Notfälle, Geschichte

Mitten in Paderborn hat eine Familie in ihrem Garten eine riesige Weltkriegsbombe entdeckt.

08.04.2018 - 17:50:07

Sperrzone bleibt noch bestehen - Fliegerbombe in Paderborn erfolgreich entschärft. Diese ist nun entschärft - zuvor mussten aber Zehntausende Menschen ihre Häuser verlassen.

  • Fliegerbombe im Garten - Foto: Friso Gentsch

    Stefan Werth zeigt ein Smartphone-Foto der Bombe auf seinem Grundstück. Ein 1,8 Tonnen schwerer britischer Blindgänger war bei Gartenbauarbeiten nur 80 Zentimeter unter der Erdoberfläche gefunden worden. Foto: Friso Gentsch

  • Entschärfung Weltkriegsbombe - Foto: Henning Kaiser

    Der Weg in die Paderborner Innenstadt ist abgesperrt. Für die Entschärfung eine Bombe aus dem Zweiten Weltkrieg mussten 26.000 Menschen ihr Häuser verlassen. Foto: Henning Kaiser

Fliegerbombe im Garten - Foto: Friso GentschEntschärfung Weltkriegsbombe - Foto: Henning Kaiser

Paderborn - Experten des Kampfmittelräumdienstes haben die Fliegerbombe in Paderborn erfolgreich entschärft. Das teilten ein Sprecher des Ordnungsamtes und die Feuerwehr am späten Sonntagnachmittag mit.

Die Sperrzone bleibe noch eine Weile bestehen, so dass die Bewohner zunächst nicht in ihre Häuser zurückkehren konnten. Die Entschärfer konnten erst mit Verzögerung mit ihrer Arbeit beginnen, weil nach Ende der eigentlichen Evakuierungsmaßnahmen noch einmal Menschen in dem Sperrgebiet aufgetaucht waren.
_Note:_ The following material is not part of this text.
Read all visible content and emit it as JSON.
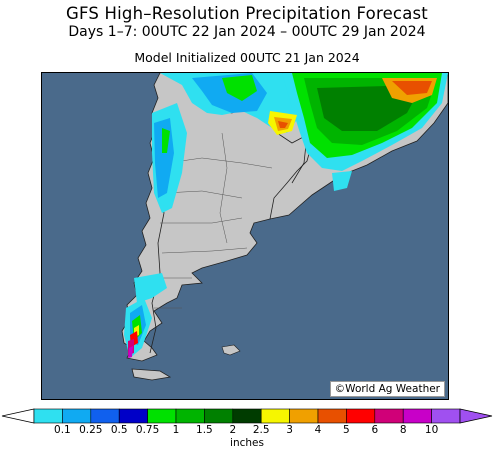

Von 10 Uhr an durfte niemand mehr den Bereich im Radius von 1,5 Kilometern um den Fundort des Blindgängers betreten. Über 26.000 Menschen sollten ihre Häuser verlassen, bevor Kampfmittelexperten die 1,8 Tonnen schwere Bombe unschädlich machen konnten.

Geräumt werden mussten auch zwei Krankenhäuser, mehrere Altenheime, die Universität und Teile der historischen Altstadt. In zwei weiteren Krankenhäusern sollten die Patienten in sichere Bereiche gebracht werden. Mehr als 1000 Einsatzkräfte von Feuerwehr und anderen Hilfsdiensten waren im Einsatz.

«Das hat es in der ganzen Geschichte des Krankenhauses nicht gegeben», sagte eine Sprecher des Paderborner Brüderkrankenhauses. «Wir wussten gar nicht, ob sich so ein Krankenhaus überhaupt abschließen lässt.» Schon am Donnerstag waren dort die ersten Patienten in andere Häuser verlegt worden.

Die Bombe war vor eineinhalb Wochen bei Bauarbeiten in einem Garten nur 80 Zentimeter unter der Erdoberfläche entdeckt worden. Sie ist mit 1,5 Tonnen Sprengstoff gefüllt und hat damit enormes Zerstörungspotenzial.